F-Secure today released its IT Security Wrap-Up Report for the second quarter of 2009. Key highlights include:
President Obama puts spotlight on cybersecurity
“So cyberspace is real. And so are the risks that come with it.” These were the words of President Barack Obama on May 29, 2009 as he announced a new strategy to secure America’s information and communications networks. F-Secure welcomes the fact that the Obama Administration is taking cybersecurity seriously on the national level and welcomes the new Cybersecurity Coordinator as a partner in the fight against eCrime.
The threat landscape in the first half of 2009 was dominated by the Conficker worm, which has proved to be the most significant malware outbreak in recent years. The Conficker Working Group’s successful collaboration is an example of effective international cooperation within the Internet security industry. Conficker created a great deal of media interest, especially around April 1, 2009, when the Conficker C variant was due to activate. In fact, the Conficker B variant spread most widely and infected millions of computers worldwide. The Conficker case once again demonstrated the emotional interest in virus outbreaks. While media interest has waned, the Conficker worm is still out there and there are still no answers as to what it was designed to do.
News, tweets and malware
Social networking websites have continued to grow in the first half of 2009, which makes them increasingly attractive targets.
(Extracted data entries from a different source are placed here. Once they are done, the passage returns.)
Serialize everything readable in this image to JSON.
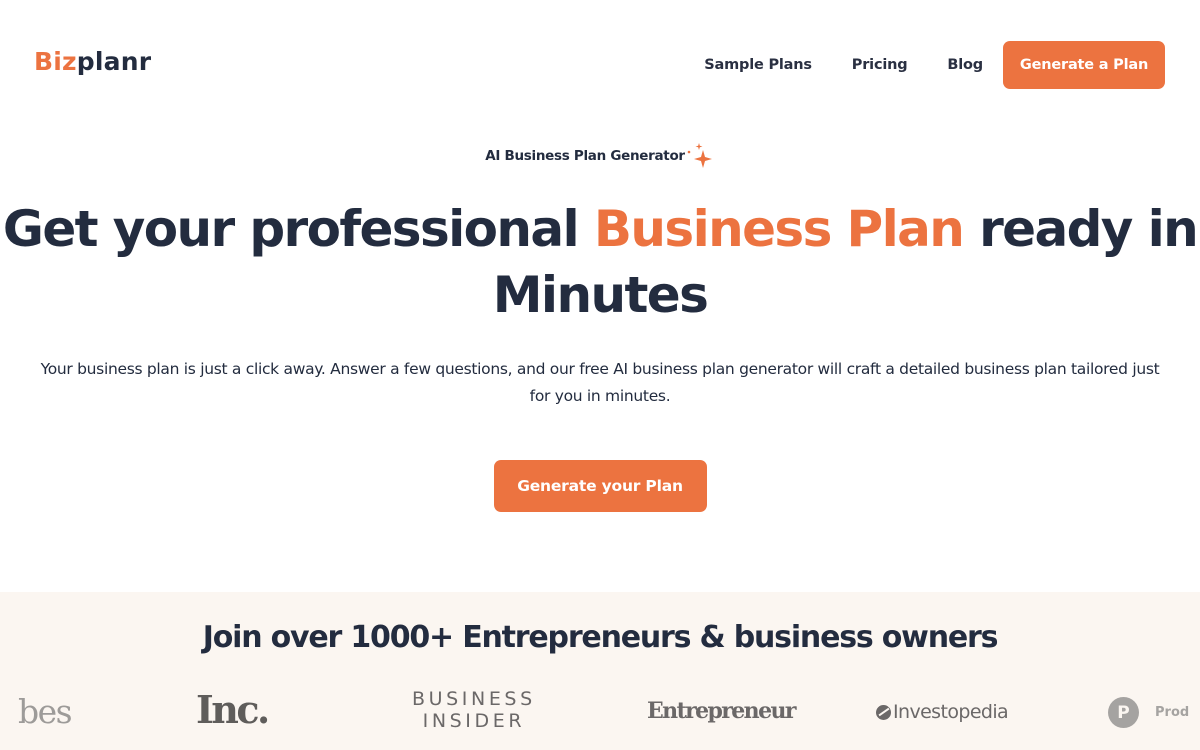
{
  "header": {
    "logo": {
      "part1": "Biz",
      "part2": "planr"
    },
    "nav": [
      {
        "label": "Sample Plans"
      },
      {
        "label": "Pricing"
      },
      {
        "label": "Blog"
      }
    ],
    "cta_label": "Generate a Plan"
  },
  "hero": {
    "eyebrow": "AI Business Plan Generator",
    "eyebrow_icon": "sparkle-icon",
    "headline": {
      "before": "Get your professional ",
      "accent": "Business Plan",
      "after": " ready in Minutes"
    },
    "subtitle": "Your business plan is just a click away. Answer a few questions, and our free AI business plan generator will craft a detailed business plan tailored just for you in minutes.",
    "cta_label": "Generate your Plan"
  },
  "social_proof": {
    "title": "Join over 1000+ Entrepreneurs & business owners",
    "logos": [
      {
        "name": "Forbes",
        "text": "bes"
      },
      {
        "name": "Inc.",
        "text": "Inc."
      },
      {
        "name": "Business Insider",
        "line1": "BUSINESS",
        "line2": "INSIDER"
      },
      {
        "name": "Entrepreneur",
        "text": "Entrepreneur"
      },
      {
        "name": "Investopedia",
        "text": "Investopedia"
      },
      {
        "name": "Product Hunt",
        "mark": "P",
        "text": "Prod"
      }
    ]
  },
  "colors": {
    "accent": "#ec7340",
    "text_dark": "#232c3f",
    "proof_background": "#fbf6f1",
    "logo_gray": "#6b6868"
  }
}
The first Twitter worm and spam outbreak occurred in April, created by a hobbyist calling himself Mikeyy. Then, with online criminals quickly seizing the opportunity, Google searches for “Twitter worm” or “Mikeyy” soon led people to malware sites. Malicious search results about popular news stories are very common. More than ever, social networking sites are both making the news and breaking the news – and, in the process, they’re creating fast-spreading security problems that need to be addressed.
PDF files used for targeted attacks
F-Secure’s research shows that PDF files have become the most popular file type in targeted attacks during the first half of 2009. Last year the most commonly used file type for targeted attacks was Microsoft Word’s DOC. Adobe has responded with a quarterly response cycle due to the growth in PDF exploits.